It is noted however, that in the letter sent to me, all of these claims are made directly.
Another link from Roger is a list of libel/defamation precedents. He also points out the award of a $3 million award to a University Professor, after having been defamed on a student’s website, and also this little snippet of quotes from John Gray himself.
To the comments:
Chris Gulker has blogged about the post, and makes some interesting remarks:
Gray’s PhD is from Columbia Pacific University, which has been called a “degree mill” by the State Attorney and which was shut down by the State of California in 1999. His MA and BA come from Maharishi European Research University. Personally, I think Gavin’s characterization is reasonable. Given is a lecturer at Berkeley’s Boalt Hall: you don’t usually associate Cal profs with stifling free speech…

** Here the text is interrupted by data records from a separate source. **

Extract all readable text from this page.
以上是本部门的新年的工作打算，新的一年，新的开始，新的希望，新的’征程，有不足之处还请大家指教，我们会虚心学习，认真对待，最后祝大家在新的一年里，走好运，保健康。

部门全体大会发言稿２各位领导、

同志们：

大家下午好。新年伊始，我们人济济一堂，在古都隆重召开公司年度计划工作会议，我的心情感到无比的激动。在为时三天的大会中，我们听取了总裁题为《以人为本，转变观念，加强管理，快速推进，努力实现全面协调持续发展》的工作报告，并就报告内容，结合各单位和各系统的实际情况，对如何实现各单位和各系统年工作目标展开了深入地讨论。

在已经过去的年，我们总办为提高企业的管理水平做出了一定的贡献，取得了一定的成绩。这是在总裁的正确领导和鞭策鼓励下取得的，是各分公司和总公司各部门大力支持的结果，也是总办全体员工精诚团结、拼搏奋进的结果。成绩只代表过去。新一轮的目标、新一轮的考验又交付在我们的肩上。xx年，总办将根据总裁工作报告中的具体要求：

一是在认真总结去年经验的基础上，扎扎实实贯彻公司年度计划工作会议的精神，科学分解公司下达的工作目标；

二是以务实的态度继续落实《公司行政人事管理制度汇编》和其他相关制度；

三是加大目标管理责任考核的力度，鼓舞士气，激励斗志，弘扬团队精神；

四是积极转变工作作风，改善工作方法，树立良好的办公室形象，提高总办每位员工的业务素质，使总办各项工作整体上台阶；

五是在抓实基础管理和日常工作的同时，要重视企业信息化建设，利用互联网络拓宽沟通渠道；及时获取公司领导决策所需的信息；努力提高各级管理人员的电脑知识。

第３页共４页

Frank thinks I should treat myself as a newspaper and just publish a retraction and correction. John sees the lighter side, and his thinking appears to be along the same lines as I have been thinking so far. Well maybe similar anyway. Raptor feels that a campaign might be in order, and spots the subtle difference between mine and Deborah’s post. Jmc thinks I should ask for all the relevant information relating to John Gray’s Phd – I just think this might be a non-starter.
Karlin spots exactly the crux of the letter sent to me. Gray is arguing that his qualifications are legitimate because, at the time, one of the Institutions in question was recognised. Karlin continues:
Having read through your post, and the lawyer’s letter, I think the issue here is not so much the repetition of information on Deborah’s weblog, which is fact, but the use of the word “fraud”.
What the lawyers say is technically correct. He did get the degree from what was a recognised university. He isn’t making up the degree, although one can draw plenty of implications about the rigours of getting such a degree and that way in which the state of CA viewed the institution. Notably, they do not dispute the later closure of the university etc.
But Gray’s listing the degree as a degree he has earned isn’t fraudulent (though saying he had one when he didn’t, would be). Using that word has very specific implications — an intention to deceive by stating as truth that which is not — and would almost surely be construed as libellous in the context in which it is used. This would be the likely interpretation of California libel law (which I had to study in high school/university for publications I worked for in Calif), and under Irish law it would be the same.
The wise thing to do IMHO is print a retraction. Newspapers do this all the time. You can within the context of the clarification state that he has a degree etc etc and go ahead and add the other context for the nature of the institution as described by Deborah as that is further factual information. This is just not worth contesting as it would be seen by the courts here or there as pretty cut and dried. It is just unfortunate that this single entry came to their attention.
As a blog publisher, every blogger becomes liable under international libel laws for statements made on a blog, because it is public publication, so to speak, designed to be read by an audience at large. Pursuing a blogger so far seems pretty rare. Unfortunately for personal publishing, bloggers carry the legal responsibilities of large publishers but rarely have the same legal resources. Before notifying press etc about this I would very much advise consulting with a lawyer as to whether publishing a retraction would curtail their ability to go ahead and sue for libel anyway. If you could be pursued, there’s no point in stinging them into actually suing as they would almost certainly win and the California and Irish courts are prone to awarding very large damages plus costs.
Karlin raises all the central points. A quick look for a definition of “fraud” gets this:
1. fraud — (intentional deception resulting in injury to another person)
2. imposter, impostor, pretender, fake, faker, fraud, sham, shammer, pseudo, pseud, role player — (a person who makes deceitful pretenses)
3. fraud, fraudulence, dupery, hoax, humbug, put-on — (something intended to deceive; deliberate trickery intended to gain an advantage)
Here lies the issue, some people believe that Gray’s claim to a Phd could be defined as “deliberate trickery intended to gain an advantage”. And in referring back to an article we find this:
But, Dr. John Bear, an author and top expert on correspondence schools, tells Inside Edition that Gray’s doctorate degree is from an unaccredited school, which is problematic. “It holds a lot less weight.” He believes that the Ph.D. almost certainly helped Gray sell his books. “People look for respectability,” Bear explains. “Would he reach 18 billion in sales with the non-Ph.D.? I would guess not.
Does that constitute “deliberate trickery intended to gain an advantage”? Only if it was deliberate on the part of John Gray. And of course it has already been argued that he has no need to trick anyone, his Phd is, apparently, legitimate.